# Little Lagoon Gulf Shores



## cert-315 (Apr 13, 2009)

Alright heres the first official report from a noob....

Hit up Little Lagoon in Gulf Shores for the first time in a week or so yesterday, water was still stained somewhat but much clearer than a few days prior..waded out to the drop off inside the lagoon and hunted for trout and flounder for about two hours. Managed two keepers, 18" and 19.5"...ic of the 19.5 belooww..not a big deal, but that's my first keeper flounder since I moved here two months ago. Freakin finally. 

Went out again this evening about6pmon an outgoing tide, and the water was a LOT dirtier. Must be pulling all the crap out of the shallows. Still managed a bunch of small white trout (11" or less), a small flounder and a rat red. Better than nothin..much better than I've been doin for the past..let's see...two freakin weeks!:banghead Hope for clearer water tomorrow or the next day.

FWIW, any of you Alabamy guys around, I'm either at the lagoon or the pass in OBat some point bout every day. If you pull in and see a crappy 93, toothpaste green Honda Civic hatchback with a ton of gray primer spots on the hood, look for the gangly blonde guy. Always lookin for somebody to learn from.


----------



## Garbo (Oct 2, 2007)

Cool Nice Supper.


----------



## CJF (Feb 12, 2008)

Right on!! I love fishing the goon!

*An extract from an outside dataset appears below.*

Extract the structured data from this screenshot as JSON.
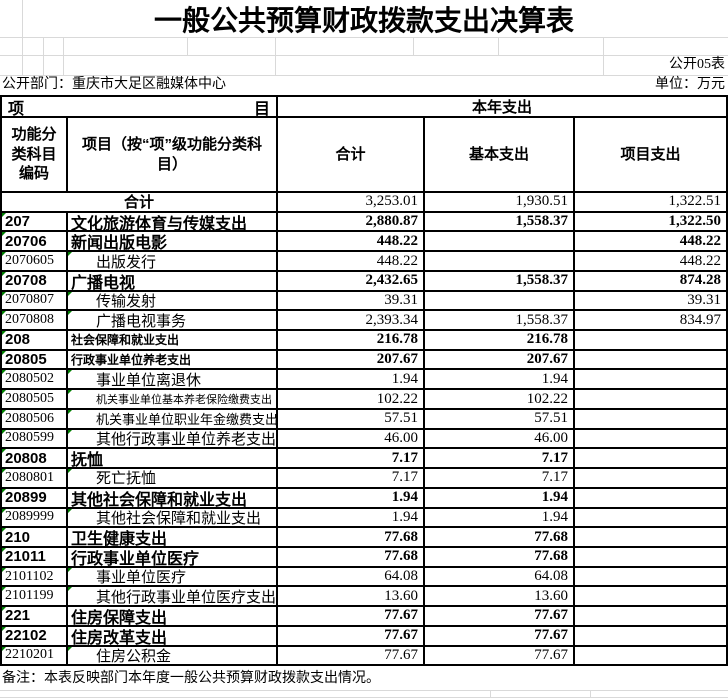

I love down ft mogan rd and fish the goon alot. PM me if you want to go. :letsdrink


----------



## cert-315 (Apr 13, 2009)

Aight CJF, Ill give yaa shout here soon. I'm wantin to try a lil shark fishin down near the Ft. Morgan point here fore too long...caught some nice Reds there when I first moved. Aint been there in a few weeks, so I think I'm due. In the meantime, weather (and wife permitting lol) I oughta be down at the little lagoon park again tomorrow after 1730 or so...I need a couple more flatfish tomake a full dinner :shedevil


----------



## CJF (Feb 12, 2008)

Right on bro. I think me and the wife are gonna try the surf for a few pomps today. what are you catchin the flatties on?


----------



## Chris V (Oct 18, 2007)

Thanks for the report. My brother has been down there quite a few times lately and he too has been doing pretty good with the flounder. I've been obsessed with pompanofor the past couple weeks.I havent been to the pass lately but will probably be down there on wednesday morning if you want to meet up. I drive a black Ford ranger and ahve a shaved head.


----------



## cert-315 (Apr 13, 2009)

Right on Tunapopper, dont know how early I'll be up, I'm doin a little adult beverage consumption lol:letsdrink But I planned on at least checkin the water down there as my first stop, I'll keep an eye out for ya.

CJF, I've been using plastics and jigheads, either shrimp bodies or spadetails, on the small side, and no it's not Gulp. Lol after my wife saw the price tag on Gulp, I better have a damn good excuse for being in possession of a bag of it.....I threw live bait there recently and the crabs were jackin me before the fish could even get to it.:banghead So I've just stuck to the plastics. I'm sure theres a better way, but it's workin well enuff and it's cost efficient! Hows the pompano been treatin ya? I caught one when I first got here and said to hell with it after many fruitless days lol


----------